Am I liable for my husband’s $60,000 car loan if he dies?


Dear Benny,


I am happily married (25 years old) and retired for medical reasons (I am 58). My husband makes good money. We meet all of our basic needs, but his retirement is severely underfunded.

We’ve had to get out of debt recently and have been reduced to one credit card with no interest and we still owe about $18,000. Our house will be paid off in about four years, and I send in an extra $300 each month.

My husband is very willing to get an expensive new car that costs about 60 thousand dollars.

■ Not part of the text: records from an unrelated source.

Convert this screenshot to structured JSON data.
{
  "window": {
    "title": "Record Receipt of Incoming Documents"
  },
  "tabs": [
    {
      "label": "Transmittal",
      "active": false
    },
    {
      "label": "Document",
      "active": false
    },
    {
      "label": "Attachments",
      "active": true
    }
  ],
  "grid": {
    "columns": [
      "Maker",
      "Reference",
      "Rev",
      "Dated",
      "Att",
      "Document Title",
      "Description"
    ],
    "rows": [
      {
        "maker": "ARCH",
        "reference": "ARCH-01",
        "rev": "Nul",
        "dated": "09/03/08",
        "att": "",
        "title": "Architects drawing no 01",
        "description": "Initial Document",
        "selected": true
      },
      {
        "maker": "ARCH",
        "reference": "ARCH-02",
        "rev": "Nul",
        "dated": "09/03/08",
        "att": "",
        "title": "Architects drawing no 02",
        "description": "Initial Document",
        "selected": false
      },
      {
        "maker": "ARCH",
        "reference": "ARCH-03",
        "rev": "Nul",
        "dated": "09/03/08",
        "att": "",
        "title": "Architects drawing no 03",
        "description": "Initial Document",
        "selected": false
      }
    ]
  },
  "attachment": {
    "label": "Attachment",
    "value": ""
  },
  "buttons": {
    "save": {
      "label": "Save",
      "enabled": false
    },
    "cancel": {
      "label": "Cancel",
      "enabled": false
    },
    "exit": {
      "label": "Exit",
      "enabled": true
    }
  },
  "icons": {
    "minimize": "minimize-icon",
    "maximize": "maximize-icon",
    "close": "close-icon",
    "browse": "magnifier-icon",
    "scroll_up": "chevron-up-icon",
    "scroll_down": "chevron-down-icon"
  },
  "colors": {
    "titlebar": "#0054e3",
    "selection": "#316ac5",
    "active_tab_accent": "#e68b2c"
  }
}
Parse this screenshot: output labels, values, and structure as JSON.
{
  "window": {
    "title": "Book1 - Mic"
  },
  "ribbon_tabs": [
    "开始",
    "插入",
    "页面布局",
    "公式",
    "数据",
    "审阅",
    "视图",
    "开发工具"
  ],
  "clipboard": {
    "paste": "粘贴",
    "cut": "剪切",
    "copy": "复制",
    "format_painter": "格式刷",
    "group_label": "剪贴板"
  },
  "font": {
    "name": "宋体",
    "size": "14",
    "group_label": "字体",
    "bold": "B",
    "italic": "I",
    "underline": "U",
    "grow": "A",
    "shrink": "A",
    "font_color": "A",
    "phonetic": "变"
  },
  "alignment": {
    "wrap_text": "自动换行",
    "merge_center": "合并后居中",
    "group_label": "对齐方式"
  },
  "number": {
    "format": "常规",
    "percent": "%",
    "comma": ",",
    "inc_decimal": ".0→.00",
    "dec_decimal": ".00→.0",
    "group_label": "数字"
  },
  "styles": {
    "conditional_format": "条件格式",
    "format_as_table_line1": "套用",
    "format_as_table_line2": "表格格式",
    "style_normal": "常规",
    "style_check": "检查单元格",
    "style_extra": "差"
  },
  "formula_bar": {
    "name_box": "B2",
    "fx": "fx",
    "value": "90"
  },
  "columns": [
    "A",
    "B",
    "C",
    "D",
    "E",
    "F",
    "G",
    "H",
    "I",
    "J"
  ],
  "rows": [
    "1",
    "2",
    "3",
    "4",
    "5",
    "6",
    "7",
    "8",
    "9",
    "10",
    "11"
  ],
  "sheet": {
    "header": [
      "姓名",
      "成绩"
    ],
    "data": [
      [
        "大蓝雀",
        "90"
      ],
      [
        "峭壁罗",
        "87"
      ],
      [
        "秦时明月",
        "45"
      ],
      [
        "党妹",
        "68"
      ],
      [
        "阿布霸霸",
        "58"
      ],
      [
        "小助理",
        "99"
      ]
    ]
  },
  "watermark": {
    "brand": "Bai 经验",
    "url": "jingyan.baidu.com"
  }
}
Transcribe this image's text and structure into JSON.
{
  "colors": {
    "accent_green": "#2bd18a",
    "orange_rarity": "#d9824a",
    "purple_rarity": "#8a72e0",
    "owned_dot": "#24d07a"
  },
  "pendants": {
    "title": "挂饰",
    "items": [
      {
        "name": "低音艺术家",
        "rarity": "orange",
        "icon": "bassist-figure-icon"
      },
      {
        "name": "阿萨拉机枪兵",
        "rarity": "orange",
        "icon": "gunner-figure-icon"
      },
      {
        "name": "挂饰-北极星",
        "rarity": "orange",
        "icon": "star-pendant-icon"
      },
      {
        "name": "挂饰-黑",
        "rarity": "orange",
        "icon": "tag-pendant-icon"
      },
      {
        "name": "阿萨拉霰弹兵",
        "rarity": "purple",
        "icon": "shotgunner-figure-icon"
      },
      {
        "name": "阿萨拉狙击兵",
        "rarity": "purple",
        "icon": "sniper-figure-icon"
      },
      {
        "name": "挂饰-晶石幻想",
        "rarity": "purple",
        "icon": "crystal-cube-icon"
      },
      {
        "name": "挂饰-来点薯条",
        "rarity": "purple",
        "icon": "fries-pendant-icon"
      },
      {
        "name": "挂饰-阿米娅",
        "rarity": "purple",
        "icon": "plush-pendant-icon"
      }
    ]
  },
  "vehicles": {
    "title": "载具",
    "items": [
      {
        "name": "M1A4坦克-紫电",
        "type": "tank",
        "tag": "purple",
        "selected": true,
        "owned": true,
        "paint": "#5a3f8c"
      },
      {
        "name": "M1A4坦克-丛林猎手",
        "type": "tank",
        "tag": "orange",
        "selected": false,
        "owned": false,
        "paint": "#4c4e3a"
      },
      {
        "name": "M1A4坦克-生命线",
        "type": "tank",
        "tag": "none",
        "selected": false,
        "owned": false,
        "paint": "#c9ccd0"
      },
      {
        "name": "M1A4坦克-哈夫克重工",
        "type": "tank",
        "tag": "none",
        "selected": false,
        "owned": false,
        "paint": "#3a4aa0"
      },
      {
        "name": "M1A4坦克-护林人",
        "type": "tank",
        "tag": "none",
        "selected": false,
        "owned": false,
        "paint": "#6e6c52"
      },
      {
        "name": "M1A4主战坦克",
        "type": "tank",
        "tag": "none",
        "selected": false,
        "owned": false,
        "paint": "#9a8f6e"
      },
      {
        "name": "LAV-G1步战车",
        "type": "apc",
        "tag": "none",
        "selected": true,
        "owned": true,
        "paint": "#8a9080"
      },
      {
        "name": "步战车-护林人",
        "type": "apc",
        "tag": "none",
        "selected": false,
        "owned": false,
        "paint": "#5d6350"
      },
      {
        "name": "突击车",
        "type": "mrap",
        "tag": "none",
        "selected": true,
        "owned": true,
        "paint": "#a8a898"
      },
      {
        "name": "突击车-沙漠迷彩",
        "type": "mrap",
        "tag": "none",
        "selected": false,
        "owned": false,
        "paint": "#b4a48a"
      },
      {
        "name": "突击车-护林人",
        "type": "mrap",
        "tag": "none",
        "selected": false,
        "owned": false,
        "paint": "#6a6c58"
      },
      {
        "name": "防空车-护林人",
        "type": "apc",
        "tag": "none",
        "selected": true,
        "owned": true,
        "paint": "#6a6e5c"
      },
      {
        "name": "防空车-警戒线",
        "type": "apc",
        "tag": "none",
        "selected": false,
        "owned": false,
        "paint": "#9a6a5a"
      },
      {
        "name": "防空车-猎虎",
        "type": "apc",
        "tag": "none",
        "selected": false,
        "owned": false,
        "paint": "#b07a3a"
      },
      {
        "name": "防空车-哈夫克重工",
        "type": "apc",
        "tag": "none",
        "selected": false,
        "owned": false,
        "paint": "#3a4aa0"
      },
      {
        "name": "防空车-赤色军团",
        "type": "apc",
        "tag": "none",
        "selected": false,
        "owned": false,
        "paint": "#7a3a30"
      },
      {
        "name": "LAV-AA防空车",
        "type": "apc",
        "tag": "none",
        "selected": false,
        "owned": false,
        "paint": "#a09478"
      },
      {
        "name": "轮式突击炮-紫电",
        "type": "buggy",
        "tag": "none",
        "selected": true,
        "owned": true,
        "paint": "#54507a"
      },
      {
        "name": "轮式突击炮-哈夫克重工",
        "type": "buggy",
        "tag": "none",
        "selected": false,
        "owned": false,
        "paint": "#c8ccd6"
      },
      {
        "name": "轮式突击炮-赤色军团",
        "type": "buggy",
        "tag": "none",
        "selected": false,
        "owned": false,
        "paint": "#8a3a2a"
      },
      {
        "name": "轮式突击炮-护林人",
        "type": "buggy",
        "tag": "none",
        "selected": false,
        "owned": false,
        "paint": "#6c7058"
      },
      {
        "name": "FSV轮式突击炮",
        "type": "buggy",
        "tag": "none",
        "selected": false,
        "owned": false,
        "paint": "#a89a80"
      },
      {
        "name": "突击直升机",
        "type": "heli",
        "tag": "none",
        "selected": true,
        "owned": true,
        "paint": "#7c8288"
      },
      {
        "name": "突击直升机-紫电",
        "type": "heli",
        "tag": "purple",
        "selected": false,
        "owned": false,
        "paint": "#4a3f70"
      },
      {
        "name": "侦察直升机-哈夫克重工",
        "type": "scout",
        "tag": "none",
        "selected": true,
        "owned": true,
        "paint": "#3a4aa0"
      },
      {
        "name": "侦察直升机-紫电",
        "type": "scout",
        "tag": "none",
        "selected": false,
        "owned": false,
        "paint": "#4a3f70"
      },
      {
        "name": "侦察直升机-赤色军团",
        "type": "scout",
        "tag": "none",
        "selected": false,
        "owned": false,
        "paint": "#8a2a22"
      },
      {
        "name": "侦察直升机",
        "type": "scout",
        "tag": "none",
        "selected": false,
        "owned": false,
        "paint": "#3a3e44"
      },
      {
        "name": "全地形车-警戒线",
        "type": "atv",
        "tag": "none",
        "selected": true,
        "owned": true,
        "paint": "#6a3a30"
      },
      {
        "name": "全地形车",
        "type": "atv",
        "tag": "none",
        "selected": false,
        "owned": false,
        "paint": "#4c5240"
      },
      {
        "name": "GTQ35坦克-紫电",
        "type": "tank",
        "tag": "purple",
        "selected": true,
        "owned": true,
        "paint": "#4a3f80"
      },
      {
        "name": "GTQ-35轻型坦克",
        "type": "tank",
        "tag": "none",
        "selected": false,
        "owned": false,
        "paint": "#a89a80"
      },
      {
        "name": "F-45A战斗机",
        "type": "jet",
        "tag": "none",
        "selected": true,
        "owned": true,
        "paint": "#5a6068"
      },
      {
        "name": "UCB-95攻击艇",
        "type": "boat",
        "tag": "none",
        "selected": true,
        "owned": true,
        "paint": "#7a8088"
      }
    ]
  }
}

I can’t talk to him about it, though I tried! He’s fine in business until he’s 70 and will be using his old car as a down payment and won’t pay any extra money.

I’m worried if something happens to him before he pays for the new car. If he dies and I am not co-signer, will that protect me? I don’t want the car, and I don’t want the hassle of trying to sell it if it passes. I’m also worried about him not passing but he needs a long term facility or nursing home.

How do I protect myself for my future? He has many health problems, but so do I.

-Mrs. M.

Robin Hartell
Robin Hartell [ The Penny Hoarder ]

Dear Mrs. M.

Your spouse may be approaching retirement age, but he needs to be really older. A $60,000 car is something you buy when your retirement accounts are lavish and you have little to no debt. But I know I’m preaching to the choir.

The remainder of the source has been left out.